私たちもまた、「こうなりたい」「こう生きたい」と願っていた夢が叶わなかった経験を持っています。就職、結婚、家庭、人間関係、健康など、思い通りにいかないことがいくつもあります。しかし、夢が叶わなかったからといって、神の計画が失われたわけではありません。むしろそこから、神の新しい道が始まるのです。
イエスに癒やされた男は、故郷に帰り、自分の体験を語り始めました。「主が私にしてくださったこと」を人々に伝えたのです。そして聖書はこう記します。20節「人々はみな驚いた。」そうです。彼の人生そのものが、神の証しとなったのです。語る言葉よりも、変えられた生き方そのものが福音を伝えていました。
Ⅳ. 神の計画の中で
私たちは「自分の夢」を探しますが、神は「あなたを通して実現したい夢」をお持ちです。それは、必ずしも特別な仕事や才能ではありません。むしろ、あなたの家庭、職場、地域、日々の暮らしの中で、小さな優しさ、誠実な働き、祈り、赦しの言葉。そうした小さな積み重ねの中に、神の夢が息づいているのです。
今は夢がなくても大丈夫です。
「心を尽くして主に信頼し 自分の分別には頼るな。どのような道を歩むときにも主を知れ。主はあなたの道筋をまっすぐにしてくださる。」 (箴言3章5-6節)

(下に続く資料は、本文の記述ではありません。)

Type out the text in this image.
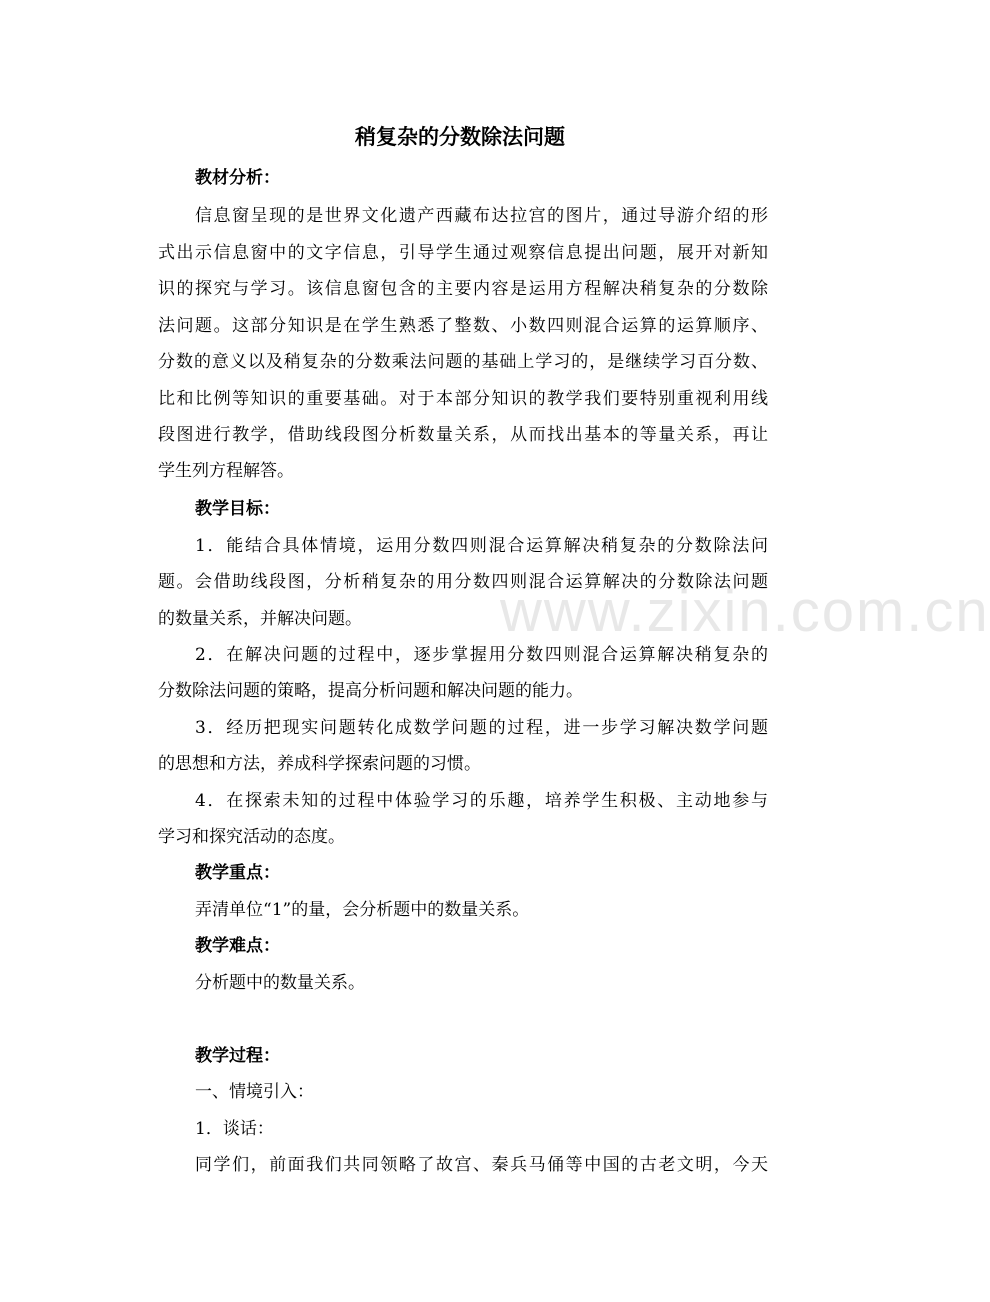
www.zixin.com.cn
稍复杂的分数除法问题
教材分析：
信息窗呈现的是世界文化遗产西藏布达拉宫的图片，通过导游介绍的形
式出示信息窗中的文字信息，引导学生通过观察信息提出问题，展开对新知
识的探究与学习。该信息窗包含的主要内容是运用方程解决稍复杂的分数除
法问题。这部分知识是在学生熟悉了整数、小数四则混合运算的运算顺序、
分数的意义以及稍复杂的分数乘法问题的基础上学习的，是继续学习百分数、
比和比例等知识的重要基础。对于本部分知识的教学我们要特别重视利用线
段图进行教学，借助线段图分析数量关系，从而找出基本的等量关系，再让
学生列方程解答。
教学目标：
1．能结合具体情境，运用分数四则混合运算解决稍复杂的分数除法问
题。会借助线段图，分析稍复杂的用分数四则混合运算解决的分数除法问题
的数量关系，并解决问题。
2．在解决问题的过程中，逐步掌握用分数四则混合运算解决稍复杂的
分数除法问题的策略，提高分析问题和解决问题的能力。
3．经历把现实问题转化成数学问题的过程，进一步学习解决数学问题
的思想和方法，养成科学探索问题的习惯。
4．在探索未知的过程中体验学习的乐趣，培养学生积极、主动地参与
学习和探究活动的态度。
教学重点：
弄清单位“1”的量，会分析题中的数量关系。
教学难点：
分析题中的数量关系。
教学过程：
一、情境引入：
1．谈话：
同学们，前面我们共同领略了故宫、秦兵马俑等中国的古老文明，今天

「夢が見えない」と感じるとき、人生が止まったように思えることがあります。けれど、神様は私たち一人ひとりのビジョンをもっています。自分でも知らなかった自分の賜物、本来発揮すべき自分の賜物を知ってくださる神様には、一人一人、それぞれの計画があります。今は自分の夢が見えなくても、それが神様のビジョンと一つになる時がくるのです。その神のビジョンへの道のりは、回り道に見えるかも知れません。曲がりくねっていても、必ず神様が計画してくださっている、その人とって最善のビジョンに繋がっていきます。
今は、自分の計画がなくても大丈夫。
「心を尽くして主に信頼し、自分の分別に頼るな。」
─この言葉は、「すべてを自分で決めようとしなくていい」という神の招きです。夢を持てないときこそ、信仰の力が輝きます。主を信じて歩む人の道は、必ず主がまっすぐにされるのです。だから、焦らず、恐れず、今、与えられた一歩を大切に踏み出せば、神はそこに新しい夢を芽生えさせてくださいます。
かつて墓場にいた男が、今は光の中を歩んでいます。悪霊に取りつかれていた人は、イエス・キリストによって新しく造り変えられました。
神はあなたの、行くべき道を知ってくださっています。神様は、私たちを見放しません。
今、目先の願いが叶わなくても、神様のご計画は必ず成し遂げられます。お祈りいたします。